Here are some highlights:
- When interviewing, know your purpose.
- Interview people in their natural habitat as opposed to a coffee shop.
- Turn every subject into a storyteller.
- Believe that everyone you're interviewing wants to talk to you. Map out why they'd want to talk to you.
- Use props and contrivances, and think of how you can put the subjects of your story in a different place and time. “Where were you when you found x out?” “What were you wearing?” Ask questions that put people somewhere, questions that help turn them into storytellers. This is especially important for people who are shy, awkward, etc.

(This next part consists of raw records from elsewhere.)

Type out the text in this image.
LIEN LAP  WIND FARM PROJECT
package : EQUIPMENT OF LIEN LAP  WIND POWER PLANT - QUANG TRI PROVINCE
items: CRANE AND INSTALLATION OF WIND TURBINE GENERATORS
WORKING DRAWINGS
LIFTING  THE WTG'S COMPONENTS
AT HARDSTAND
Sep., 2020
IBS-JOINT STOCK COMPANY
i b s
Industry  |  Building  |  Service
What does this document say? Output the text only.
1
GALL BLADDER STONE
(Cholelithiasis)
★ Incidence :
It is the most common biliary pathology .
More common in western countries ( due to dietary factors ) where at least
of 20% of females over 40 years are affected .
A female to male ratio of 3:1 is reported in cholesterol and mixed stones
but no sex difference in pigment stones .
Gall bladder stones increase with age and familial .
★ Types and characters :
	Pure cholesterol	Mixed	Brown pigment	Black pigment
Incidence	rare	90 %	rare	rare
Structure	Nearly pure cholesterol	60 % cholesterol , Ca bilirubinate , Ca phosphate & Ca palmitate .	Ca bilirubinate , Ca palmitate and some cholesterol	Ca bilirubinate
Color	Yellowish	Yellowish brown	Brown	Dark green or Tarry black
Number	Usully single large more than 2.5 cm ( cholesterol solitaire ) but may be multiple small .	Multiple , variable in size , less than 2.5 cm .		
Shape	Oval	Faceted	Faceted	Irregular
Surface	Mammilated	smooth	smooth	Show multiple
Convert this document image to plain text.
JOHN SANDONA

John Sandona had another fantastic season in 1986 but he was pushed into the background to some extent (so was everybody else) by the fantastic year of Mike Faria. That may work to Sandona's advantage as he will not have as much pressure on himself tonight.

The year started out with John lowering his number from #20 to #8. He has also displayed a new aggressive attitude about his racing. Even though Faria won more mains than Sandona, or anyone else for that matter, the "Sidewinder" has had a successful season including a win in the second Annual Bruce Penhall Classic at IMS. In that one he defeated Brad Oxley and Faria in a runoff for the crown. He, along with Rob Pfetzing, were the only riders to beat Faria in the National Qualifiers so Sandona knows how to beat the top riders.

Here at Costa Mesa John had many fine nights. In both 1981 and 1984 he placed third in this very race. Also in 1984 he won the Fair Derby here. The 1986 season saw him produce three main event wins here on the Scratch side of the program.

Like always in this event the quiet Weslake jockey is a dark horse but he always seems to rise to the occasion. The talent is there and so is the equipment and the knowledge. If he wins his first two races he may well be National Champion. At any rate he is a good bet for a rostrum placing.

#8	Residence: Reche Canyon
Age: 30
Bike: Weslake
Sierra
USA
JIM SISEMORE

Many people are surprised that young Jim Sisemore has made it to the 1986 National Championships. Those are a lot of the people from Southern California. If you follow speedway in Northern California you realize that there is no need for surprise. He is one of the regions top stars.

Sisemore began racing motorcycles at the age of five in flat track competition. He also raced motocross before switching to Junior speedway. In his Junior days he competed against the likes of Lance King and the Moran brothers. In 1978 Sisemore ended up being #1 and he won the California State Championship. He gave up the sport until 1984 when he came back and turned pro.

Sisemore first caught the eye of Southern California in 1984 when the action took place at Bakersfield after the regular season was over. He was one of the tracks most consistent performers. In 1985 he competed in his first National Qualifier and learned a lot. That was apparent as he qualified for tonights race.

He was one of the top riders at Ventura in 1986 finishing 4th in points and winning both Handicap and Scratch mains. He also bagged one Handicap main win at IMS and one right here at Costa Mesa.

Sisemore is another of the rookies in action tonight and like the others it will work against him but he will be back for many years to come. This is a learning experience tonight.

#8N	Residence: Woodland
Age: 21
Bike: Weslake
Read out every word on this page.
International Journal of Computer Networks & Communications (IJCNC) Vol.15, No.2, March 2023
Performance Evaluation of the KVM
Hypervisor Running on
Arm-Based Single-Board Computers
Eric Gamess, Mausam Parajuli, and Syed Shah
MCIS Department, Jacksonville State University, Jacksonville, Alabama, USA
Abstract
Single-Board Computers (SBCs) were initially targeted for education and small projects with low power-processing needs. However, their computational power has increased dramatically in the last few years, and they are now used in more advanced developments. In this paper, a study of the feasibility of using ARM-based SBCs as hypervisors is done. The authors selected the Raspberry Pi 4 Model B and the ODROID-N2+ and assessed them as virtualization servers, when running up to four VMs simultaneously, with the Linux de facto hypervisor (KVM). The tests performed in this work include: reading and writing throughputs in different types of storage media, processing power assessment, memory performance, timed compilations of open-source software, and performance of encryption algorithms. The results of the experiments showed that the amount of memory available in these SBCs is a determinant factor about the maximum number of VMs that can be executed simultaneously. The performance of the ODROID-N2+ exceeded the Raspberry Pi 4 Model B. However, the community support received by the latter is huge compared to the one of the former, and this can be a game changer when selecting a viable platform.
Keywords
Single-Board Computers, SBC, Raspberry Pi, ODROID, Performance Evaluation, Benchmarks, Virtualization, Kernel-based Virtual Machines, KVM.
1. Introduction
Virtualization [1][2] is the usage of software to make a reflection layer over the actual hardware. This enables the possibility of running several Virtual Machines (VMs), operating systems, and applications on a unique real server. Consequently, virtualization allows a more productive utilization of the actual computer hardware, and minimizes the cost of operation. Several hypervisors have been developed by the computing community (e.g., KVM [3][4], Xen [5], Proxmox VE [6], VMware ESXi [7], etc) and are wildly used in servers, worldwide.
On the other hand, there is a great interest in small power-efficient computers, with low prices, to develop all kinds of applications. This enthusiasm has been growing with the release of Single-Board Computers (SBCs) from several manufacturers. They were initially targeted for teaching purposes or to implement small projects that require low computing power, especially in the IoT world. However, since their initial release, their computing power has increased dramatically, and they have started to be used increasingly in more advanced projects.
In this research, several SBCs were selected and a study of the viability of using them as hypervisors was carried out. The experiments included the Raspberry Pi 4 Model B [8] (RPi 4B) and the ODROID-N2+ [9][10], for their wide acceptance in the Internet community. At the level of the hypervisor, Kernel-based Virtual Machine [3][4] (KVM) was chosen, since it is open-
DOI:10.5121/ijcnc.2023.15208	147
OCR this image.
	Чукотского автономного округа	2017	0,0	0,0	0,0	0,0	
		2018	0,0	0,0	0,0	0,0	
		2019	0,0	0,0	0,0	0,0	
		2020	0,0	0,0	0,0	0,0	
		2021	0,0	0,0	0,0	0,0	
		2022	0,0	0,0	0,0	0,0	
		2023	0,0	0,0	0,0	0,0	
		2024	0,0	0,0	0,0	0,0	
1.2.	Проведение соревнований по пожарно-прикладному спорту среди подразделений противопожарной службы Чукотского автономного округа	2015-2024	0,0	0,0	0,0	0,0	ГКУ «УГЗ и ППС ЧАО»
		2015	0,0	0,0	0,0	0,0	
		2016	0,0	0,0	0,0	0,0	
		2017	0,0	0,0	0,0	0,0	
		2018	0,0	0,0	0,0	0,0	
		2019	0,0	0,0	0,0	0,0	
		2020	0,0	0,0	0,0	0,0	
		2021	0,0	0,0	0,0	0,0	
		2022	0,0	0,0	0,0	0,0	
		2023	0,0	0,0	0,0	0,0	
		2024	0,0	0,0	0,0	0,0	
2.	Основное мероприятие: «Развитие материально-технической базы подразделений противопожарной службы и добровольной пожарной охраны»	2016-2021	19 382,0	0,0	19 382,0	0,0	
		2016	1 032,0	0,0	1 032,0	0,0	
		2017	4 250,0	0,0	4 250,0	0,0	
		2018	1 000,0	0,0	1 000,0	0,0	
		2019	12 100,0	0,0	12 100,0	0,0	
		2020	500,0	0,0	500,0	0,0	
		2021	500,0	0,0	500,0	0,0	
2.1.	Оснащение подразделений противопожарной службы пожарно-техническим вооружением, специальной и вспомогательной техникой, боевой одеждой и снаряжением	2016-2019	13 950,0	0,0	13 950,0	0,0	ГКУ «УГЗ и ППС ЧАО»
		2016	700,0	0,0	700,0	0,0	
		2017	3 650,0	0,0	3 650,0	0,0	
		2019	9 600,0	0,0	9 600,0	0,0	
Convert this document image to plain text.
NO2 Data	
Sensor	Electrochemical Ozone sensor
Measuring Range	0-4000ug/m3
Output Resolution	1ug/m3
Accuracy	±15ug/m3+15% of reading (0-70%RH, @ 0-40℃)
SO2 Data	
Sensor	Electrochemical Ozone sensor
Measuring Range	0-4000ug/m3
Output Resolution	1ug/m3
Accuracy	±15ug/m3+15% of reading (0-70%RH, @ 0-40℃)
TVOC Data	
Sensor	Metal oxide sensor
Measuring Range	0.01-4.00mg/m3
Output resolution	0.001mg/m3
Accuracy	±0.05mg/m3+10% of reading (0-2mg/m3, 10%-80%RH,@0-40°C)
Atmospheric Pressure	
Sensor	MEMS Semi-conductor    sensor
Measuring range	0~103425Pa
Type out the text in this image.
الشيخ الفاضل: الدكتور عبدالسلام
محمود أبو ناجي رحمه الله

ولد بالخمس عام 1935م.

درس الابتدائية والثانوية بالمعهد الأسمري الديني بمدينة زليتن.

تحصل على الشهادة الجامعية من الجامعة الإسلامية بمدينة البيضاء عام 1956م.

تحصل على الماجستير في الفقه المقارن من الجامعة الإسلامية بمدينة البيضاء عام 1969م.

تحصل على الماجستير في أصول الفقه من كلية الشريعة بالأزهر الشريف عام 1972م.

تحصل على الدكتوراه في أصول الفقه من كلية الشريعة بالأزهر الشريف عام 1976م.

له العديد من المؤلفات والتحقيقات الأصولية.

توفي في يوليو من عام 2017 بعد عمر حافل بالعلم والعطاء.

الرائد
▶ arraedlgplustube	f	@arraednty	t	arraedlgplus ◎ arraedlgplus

- “There are no stupid questions. There's only the stupidity of not asking a question.”
- One of the best interviewing questions is sometimes just “Really?” You want to keep a conversation going.
- We don't listen enough in life. We often think/worry about the next tough question and don't listen as much as we should during interviews.
- “If you can think of a question that helps the people you're interviewing to think of their world in a different way,” that's great. Sometimes people, especially celebrities and others who are interviewed a lot, get used to the same questions and therefore repeat the same answers.
- Always go back and interview a person … again and again.
- Say to the people you're interviewing, “Tell me about your day.” Have them walk you through it.
- The goal is to be curious, to keep moving forward, and to not worry about your own discomfort.
- “Peel the onion.” Take one question and keep going. We often ask a question, get the answer, and move on to the next question. The truth is, there is always time to ask follow-up questions, and the follow-up questions are the ones that will illicit a story. “For every question, there are five more questions.”
- If you don't know what to ask, then you can ask the “best” question: “Really?” or just “Huh.”
- We think during interviews we have to go straight to the heart of the matter. If you have the luxury of time, you can keep developing the heart of the matter during each interview.
- “Our job as journalists is not to know, it's to find out.”